C’est un secret de polichinelle Rue de Grenelle [ministre de l'Éducation]: longue, bien longue est la liste des ministres de l’éducation à avoir prêché la mixité sociale, tout en plaçant leurs propres enfants dans des établissements privés… Pap Ndiaye s’apprête à inscrire son nom au bas de cet inventaire peu glorieux : le ministre promet des mesures pour lutter contre la « ségrégation sociale » en janvier. Rien de bon ne peut sortir d’un tel projet. [Voir France — Le ministre
de l'Éducation, Pap Ndiaye, a placé ses enfants dans une école privée
élitiste pour avoir une « scolarité sereine »]
À l’origine de l’affaire, les mauvais comptes d’un « indice » imaginé par les services de la Rue de Grenelle : l’« indice de positionnement social » (IPS), qui vise à évaluer les chances de réussite d’un élève à partir de la profession de ses parents. La direction de « l’évaluation, de la prospective et de la performance du ministère » combine les situations du père et la mère à qui elle attribue des points pour déterminer le « score » de l’enfant – pour une fois, personne n’a songé à troquer les points pour des gommettes, des lettres ou des smileys ! L’élève dont la mère est agricultrice et le père artisan recueillera ainsi 99 points, celui dont la mère est professeur et le père ingénieur en comptera 179, etc. – le tout sur une échelle de 38 à 179.
Nombreuses sont les études qui soulignent l’influence de l’environnement dans lequel évolue un enfant sur sa réussite à l’école. Les liens entre le diplôme des parents – celui de la mère en particulier -, la présence ou non de livres dans la maison, l’implication des parents, les conditions de vie… et la trajectoire scolaire ont été établis depuis belle lurette, et ils n’ont au reste rien de vraiment surprenant, ni même de foncièrement répréhensible. Imagerait-on de reprocher aux parents leur appétit culturel, leur succès professionnel ou leur implication dans la transmission d’un bagage intellectuel et moral à leurs enfants ?

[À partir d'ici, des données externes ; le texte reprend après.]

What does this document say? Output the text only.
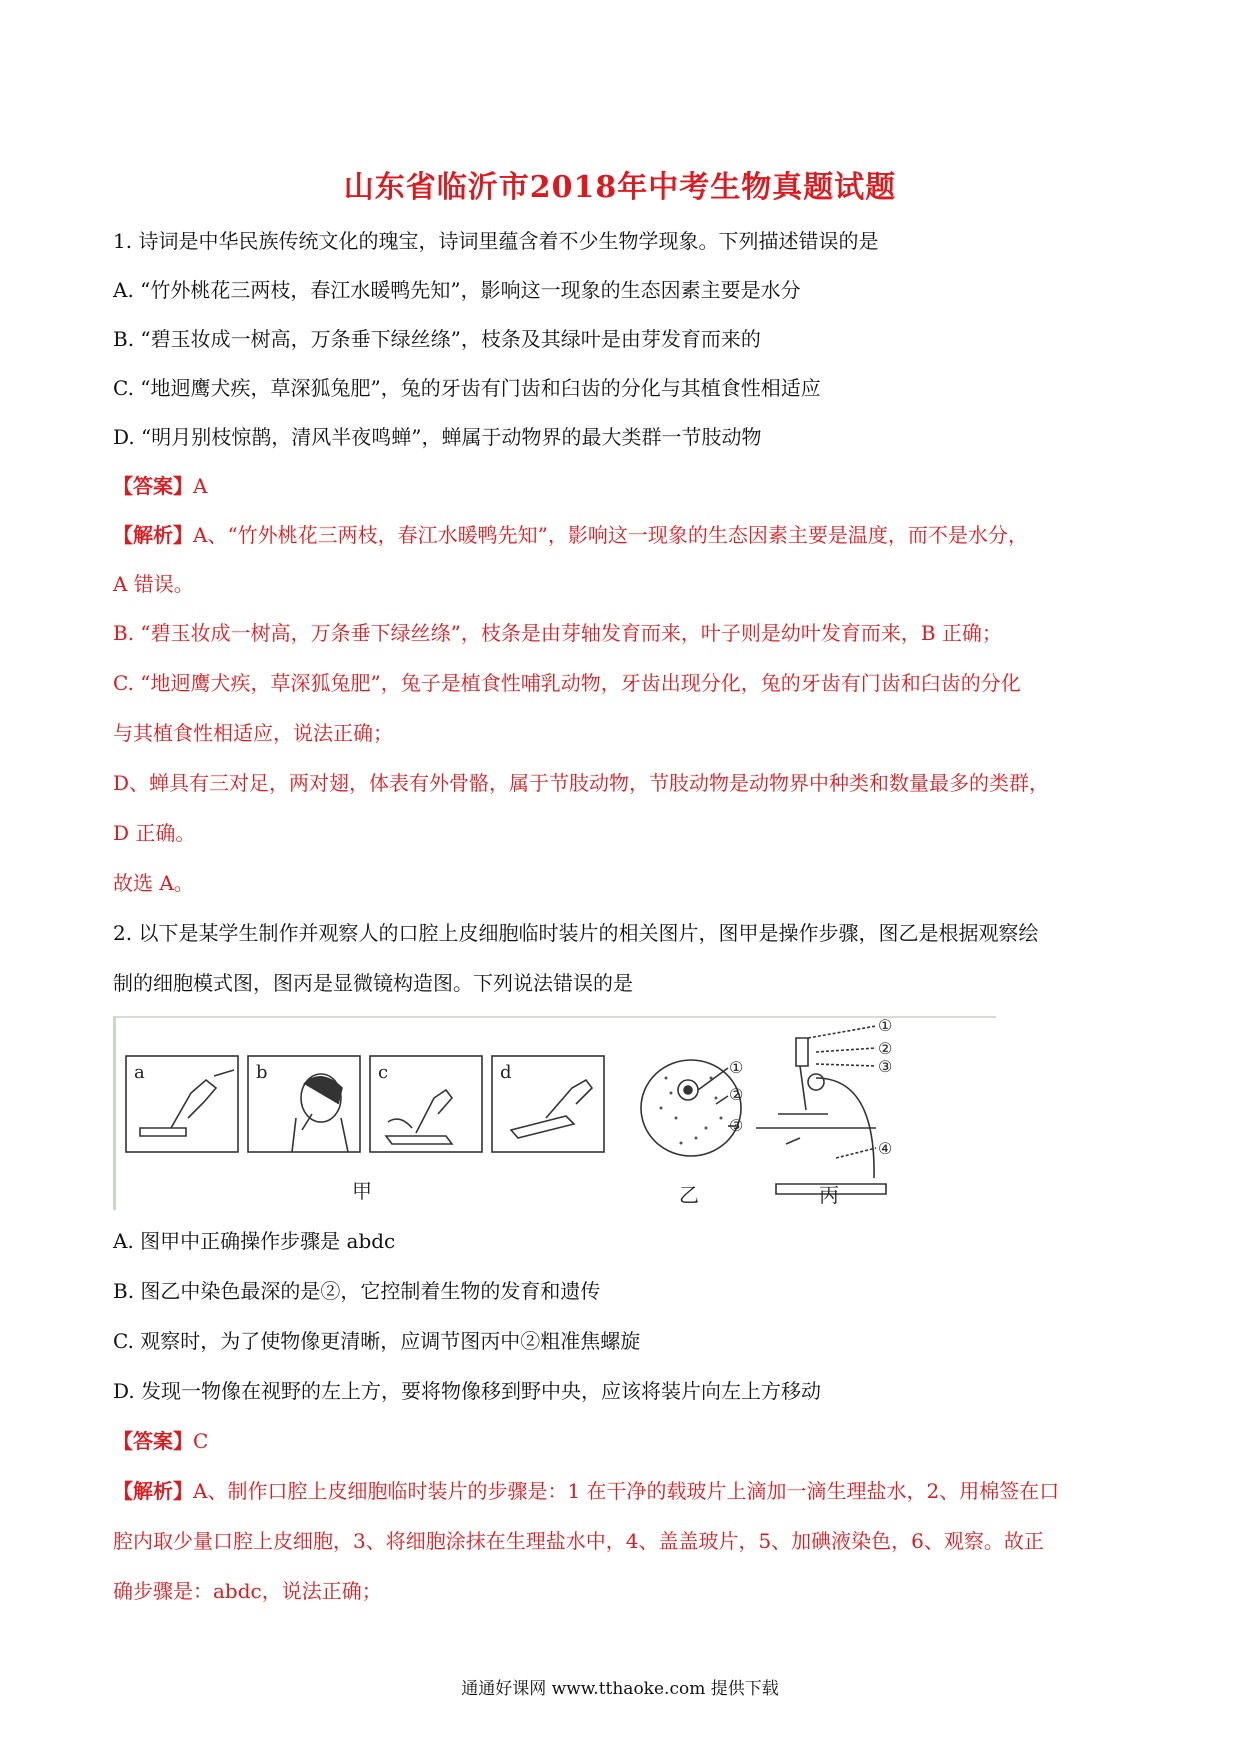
山东省临沂市2018年中考生物真题试题
1. 诗词是中华民族传统文化的瑰宝，诗词里蕴含着不少生物学现象。下列描述错误的是
A. “竹外桃花三两枝，春江水暖鸭先知”，影响这一现象的生态因素主要是水分
B. “碧玉妆成一树高，万条垂下绿丝绦”，枝条及其绿叶是由芽发育而来的
C. “地迥鹰犬疾，草深狐兔肥”，兔的牙齿有门齿和臼齿的分化与其植食性相适应
D. “明月别枝惊鹊，清风半夜鸣蝉”，蝉属于动物界的最大类群一节肢动物
【答案】A
【解析】A、“竹外桃花三两枝，春江水暖鸭先知”，影响这一现象的生态因素主要是温度，而不是水分，
A 错误。
B. “碧玉妆成一树高，万条垂下绿丝绦”，枝条是由芽轴发育而来，叶子则是幼叶发育而来，B 正确；
C. “地迥鹰犬疾，草深狐兔肥”，兔子是植食性哺乳动物，牙齿出现分化，兔的牙齿有门齿和臼齿的分化
与其植食性相适应，说法正确；
D、蝉具有三对足，两对翅，体表有外骨骼，属于节肢动物，节肢动物是动物界中种类和数量最多的类群，
D 正确。
故选 A。
2. 以下是某学生制作并观察人的口腔上皮细胞临时装片的相关图片，图甲是操作步骤，图乙是根据观察绘
制的细胞模式图，图丙是显微镜构造图。下列说法错误的是
a	b	c	d	①
②
③
①
②
③
④
甲	乙	丙
A. 图甲中正确操作步骤是 abdc
B. 图乙中染色最深的是②，它控制着生物的发育和遗传
C. 观察时，为了使物像更清晰，应调节图丙中②粗准焦螺旋
D. 发现一物像在视野的左上方，要将物像移到野中央，应该将装片向左上方移动
【答案】C
【解析】A、制作口腔上皮细胞临时装片的步骤是：1 在干净的载玻片上滴加一滴生理盐水，2、用棉签在口
腔内取少量口腔上皮细胞，3、将细胞涂抹在生理盐水中，4、盖盖玻片，5、加碘液染色，6、观察。故正
确步骤是：abdc，说法正确；
通通好课网 www.tthaoke.com 提供下载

Ce qui ne cesse de déconcerter, en revanche, c’est l’incapacité croissante de « l’école de la République » - noyée sous le poids de la massification de l’enseignement hier, fracturée par la défaite de l’intégration [des immigrants et de leur descendance] aujourd’hui à donner à chacun, quel que soit son milieu d’origine, un socle fondamental ; à conduire chaque élève vers le meilleur des apprentissages à sa mesure. Années après années, les classements Pisa de L’OCDE soulignent les piètres performances du système français et son désolant triptyque : baisse du niveau des élèves, forte reproduction des inégalités et dépenses élevées… Les chercheurs internationaux ont pourtant établi noir sur blanc l’évidence : les pays qui ont choisi d’encourager l’excellence sont également ceux qui sont le mieux parvenus à soutenir aussi les élèves en difficulté. En vain. Rue de Grenelle, et dans les cercles « pédagos » qui hantent les couloirs de l’école, d’irréductibles idéologues s’accrochent mordicus à l’idée contraire, et n’ont qu’un mot à la bouche : lisser. Lisser les notes - en faire des groupes ou des lettres, voire les supprimer ; lisser les classes, lisser le niveau. L’« indice de positionnement social » est le fruit de cette obsession égalitariste, de ce génie du nivellement. Longtemps tenu secret, il a d’abord servi d’outil de redistribution au ministère. Puis, évidemment, s’est manifestée la logique de rétorsion inhérente à l’idéologie du lissage : depuis deux ans, à Paris, l’« IPS » sert d’arme anti-ségrégation sociale ». La réforme d’Affelnet, le système d’affectation en seconde, a singulièrement réduit le poids des notes dans la balance. D’abord en les réunissant par groupes de cinq, si bien qu’un 15/20 ou un 20/20 se valent pour le logiciel - inutile, à ce compte-là, de s’étonner de la désaffection pour les maths des élèves français… En minimisant, ensuite, leur importance face à d’autres mesures : critères boursiers et professions des parents du collège d’origine (l’IPS moyen) passent désormais avant le mérite personnel de l’élève. Pour parfaire cette opération de déconstruction, les deux lycées d’excellence que sont Louis-le-Grand et Henri-IV ne sont plus autorisés à sélectionner eux-mêmes leurs recrues – logique vengeresse, toujours.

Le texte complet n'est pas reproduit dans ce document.